The Winter Driving Safety Alliance advises all drivers to prepare now to stay safe on the roads this winter
RICHMOND, BC—Last winter’s extreme conditions contributed to a 10 percent increase in motor-vehicle casualty crashes in BC between October and December, where driving too fast for the conditions was a contributing factor. This is a 10 percent increase from 2015, when 570 casualty crashes occurred, as compared to 626 in 20161 (police-attended crashes, 2012–2016).
For those who drive for work, October, November and December are the most dangerous months. Almost 30 percent of all work-related crashes resulting in injury and time-loss claims occur during these three months.
In December 2016 alone, WorkSafeBC claims from crashes that resulted in injuries and lost time from work were 38 percent higher than in December 2015.

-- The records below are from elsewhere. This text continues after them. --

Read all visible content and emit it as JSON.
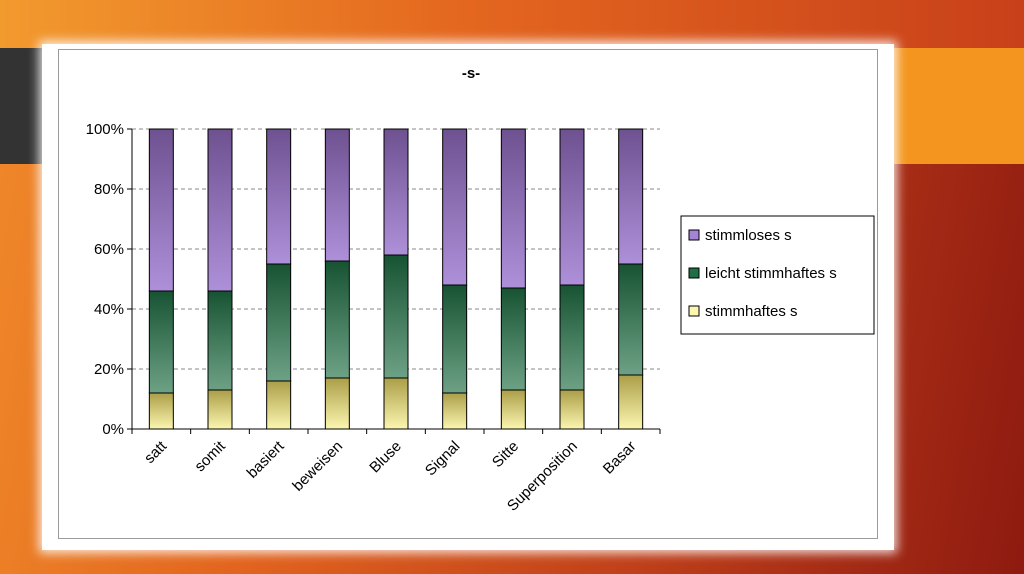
{
  "chart_data": {
    "type": "bar",
    "stacked": true,
    "percent": true,
    "title": "-s-",
    "categories": [
      "satt",
      "somit",
      "basiert",
      "beweisen",
      "Bluse",
      "Signal",
      "Sitte",
      "Superposition",
      "Basar"
    ],
    "series": [
      {
        "name": "stimmhaftes s",
        "color": "#fbf6b0",
        "values": [
          12,
          13,
          16,
          17,
          17,
          12,
          13,
          13,
          18
        ]
      },
      {
        "name": "leicht stimmhaftes s",
        "color": "#1e6f44",
        "values": [
          34,
          33,
          39,
          39,
          41,
          36,
          34,
          35,
          37
        ]
      },
      {
        "name": "stimmloses s",
        "color": "#a584d6",
        "values": [
          54,
          54,
          45,
          44,
          42,
          52,
          53,
          52,
          45
        ]
      }
    ],
    "yticks": [
      "0%",
      "20%",
      "40%",
      "60%",
      "80%",
      "100%"
    ],
    "ylim": [
      0,
      100
    ],
    "grid": "horizontal-dashed",
    "legend_position": "right",
    "legend_order": [
      "stimmloses s",
      "leicht stimmhaftes s",
      "stimmhaftes s"
    ]
  }
}
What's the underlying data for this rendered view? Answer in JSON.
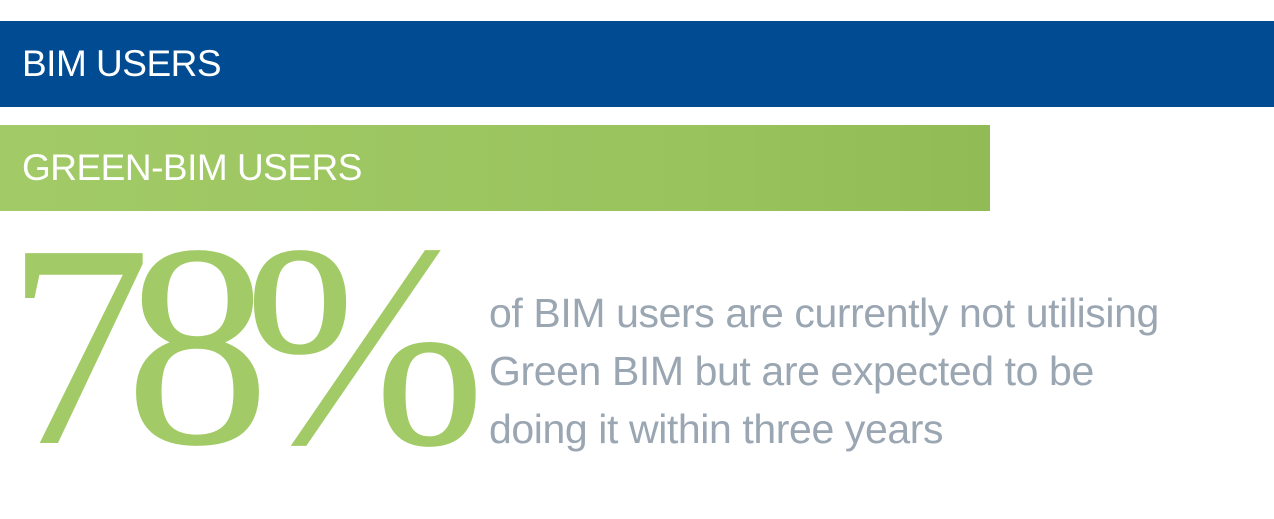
{
  "chart_data": {
    "type": "bar",
    "categories": [
      "BIM USERS",
      "GREEN-BIM USERS"
    ],
    "values": [
      100,
      78
    ],
    "xlim": [
      0,
      100
    ],
    "colors": [
      "#004b91",
      "#a2cb67"
    ]
  },
  "stat": {
    "value": "78%",
    "caption_lines": [
      "of BIM users are currently not utilising",
      "Green BIM but are expected to be",
      "doing it within three years"
    ],
    "value_color": "#a2cb67",
    "caption_color": "#9aa6b2"
  }
}
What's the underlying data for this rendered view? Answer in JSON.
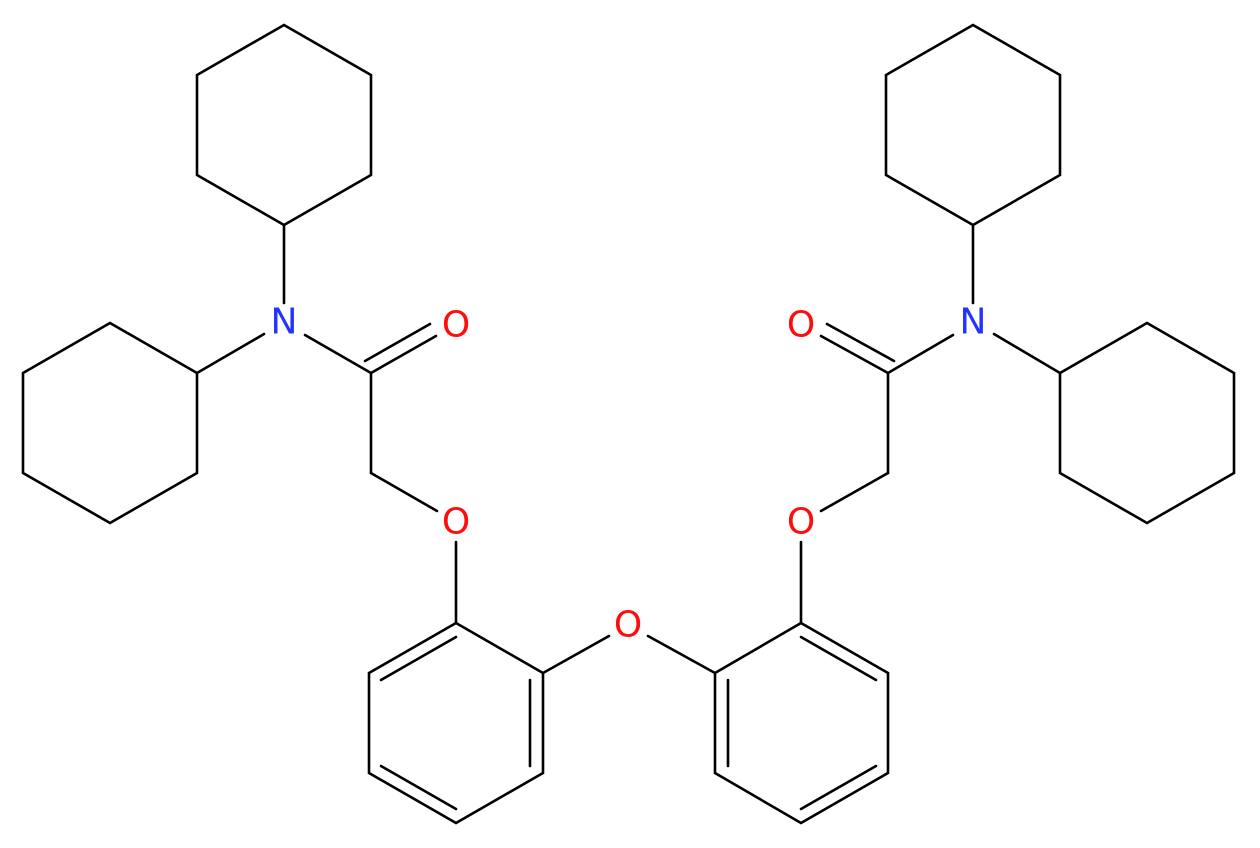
{
  "atoms": [
    {
      "label": "N"
    },
    {
      "label": "O"
    },
    {
      "label": "O"
    },
    {
      "label": "O"
    },
    {
      "label": "O"
    },
    {
      "label": "O"
    },
    {
      "label": "N"
    }
  ]
}
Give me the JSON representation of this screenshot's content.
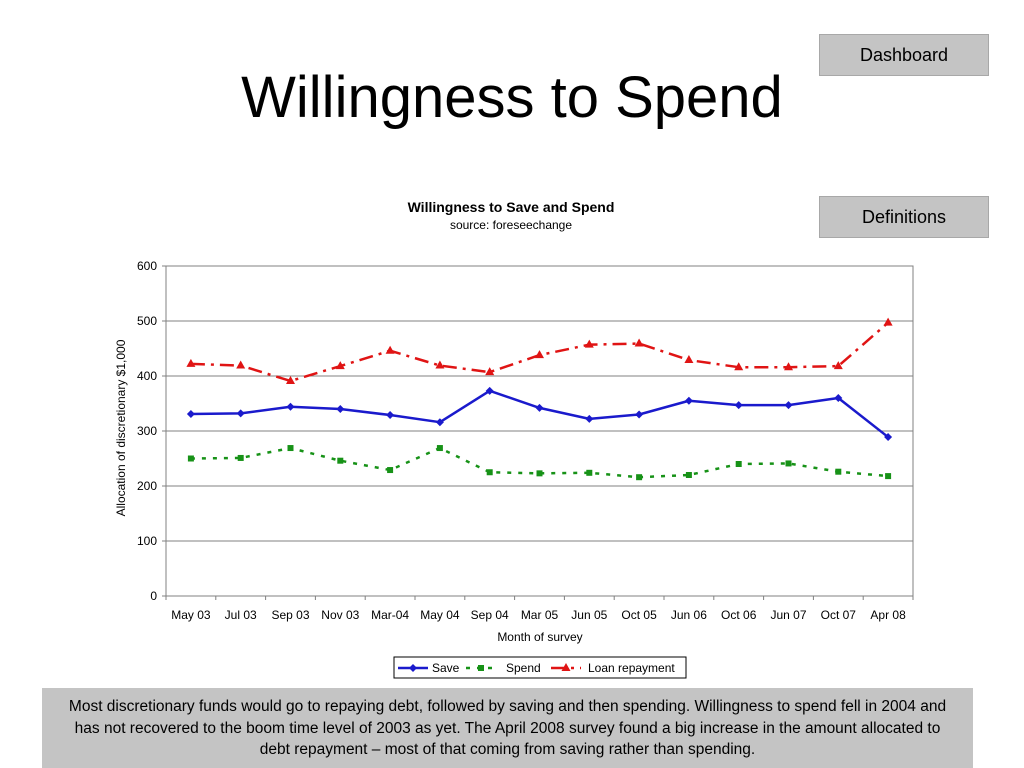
{
  "slide": {
    "title": "Willingness to Spend",
    "buttons": {
      "dashboard": "Dashboard",
      "definitions": "Definitions"
    },
    "caption": "Most discretionary funds would go to repaying debt, followed by saving and then spending.  Willingness to spend fell in 2004 and has not recovered to the boom time level of 2003 as yet.  The April 2008 survey found a big increase in the amount allocated to debt repayment – most of that coming from saving rather than spending."
  },
  "chart_data": {
    "type": "line",
    "title": "Willingness to Save and Spend",
    "subtitle": "source: foreseechange",
    "xlabel": "Month of survey",
    "ylabel": "Allocation of discretionary $1,000",
    "ylim": [
      0,
      600
    ],
    "yticks": [
      0,
      100,
      200,
      300,
      400,
      500,
      600
    ],
    "grid": true,
    "legend_position": "bottom",
    "categories": [
      "May 03",
      "Jul 03",
      "Sep 03",
      "Nov 03",
      "Mar-04",
      "May 04",
      "Sep 04",
      "Mar 05",
      "Jun 05",
      "Oct 05",
      "Jun 06",
      "Oct 06",
      "Jun 07",
      "Oct 07",
      "Apr 08"
    ],
    "series": [
      {
        "name": "Save",
        "color": "#1a1acc",
        "dash": "solid",
        "marker": "diamond",
        "values": [
          331,
          332,
          344,
          340,
          329,
          316,
          373,
          342,
          322,
          330,
          355,
          347,
          347,
          360,
          289
        ]
      },
      {
        "name": "Spend",
        "color": "#179217",
        "dash": "dotted",
        "marker": "square",
        "values": [
          250,
          251,
          269,
          246,
          229,
          269,
          225,
          223,
          224,
          216,
          220,
          240,
          241,
          226,
          218
        ]
      },
      {
        "name": "Loan repayment",
        "color": "#e01414",
        "dash": "dashdot",
        "marker": "triangle",
        "values": [
          422,
          419,
          391,
          418,
          446,
          419,
          407,
          438,
          457,
          459,
          429,
          416,
          416,
          418,
          497
        ]
      }
    ]
  }
}
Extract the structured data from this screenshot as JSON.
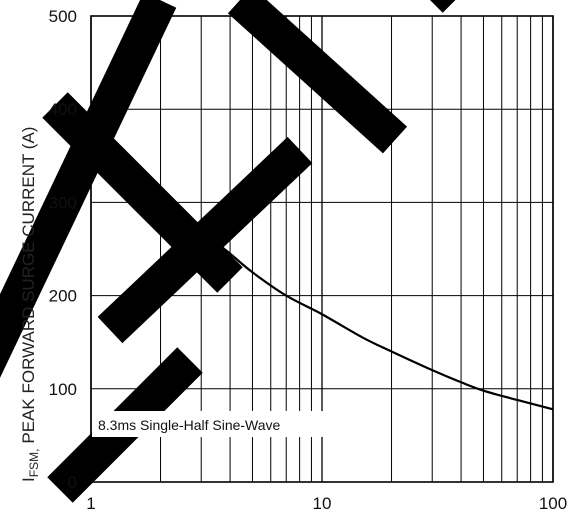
{
  "chart_data": {
    "type": "line",
    "title": "",
    "xlabel": "",
    "ylabel": {
      "symbol": "I",
      "subscript": "FSM,",
      "text": "PEAK FORWARD SURGE CURRENT (A)"
    },
    "x_scale": "log",
    "xlim": [
      1,
      100
    ],
    "ylim": [
      0,
      500
    ],
    "x_ticks": [
      1,
      10,
      100
    ],
    "x_tick_labels": [
      "1",
      "10",
      "100"
    ],
    "y_ticks": [
      0,
      100,
      200,
      300,
      400,
      500
    ],
    "y_tick_labels": [
      "0",
      "100",
      "200",
      "300",
      "400",
      "500"
    ],
    "grid": true,
    "annotation": "8.3ms Single-Half Sine-Wave",
    "series": [
      {
        "x": [
          1,
          1.5,
          2,
          3,
          4,
          5,
          7,
          10,
          15,
          20,
          30,
          40,
          50,
          70,
          100
        ],
        "y": [
          390,
          340,
          310,
          270,
          245,
          225,
          200,
          180,
          155,
          140,
          120,
          107,
          98,
          88,
          78
        ]
      }
    ]
  }
}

Depending on where you drive in the province, winter road conditions vary, from snow and ice in the north and on high mountain passes, to rain and fog commonly found in the Lower Mainland and southern Vancouver Island. Drivers need to prepare for the possibility of changing road and weather conditions, and adapt.
The Winter Driving Safety Alliance advises all drivers to prepare now to stay safe on the roads this winter.
Don’t go: If conditions are bad, postpone your trip if possible.
Plan your trip: If you have to travel, check road and weather conditions and select the safest route. Give yourself extra time to get to your destination to avoid rushing, and have an emergency plan if you get stuck.
Prepare your vehicle: Install a set of four matched winter tires and keep an emergency kit in your vehicle. Every year, be sure to give your vehicle a pre-season maintenance check-up.
Slow down and drive to the conditions: Even the most confident and seasoned drivers are at risk in hazardous road conditions. Slow down to match road conditions and maintain a safe following distance, at least four seconds, between you and the vehicle ahead.
For employers and supervisors: The Winter Driving Safety online course and Toolkit on the Shift Into Winter website provides useful information for planning, implementing and monitoring a winter-driving safety program.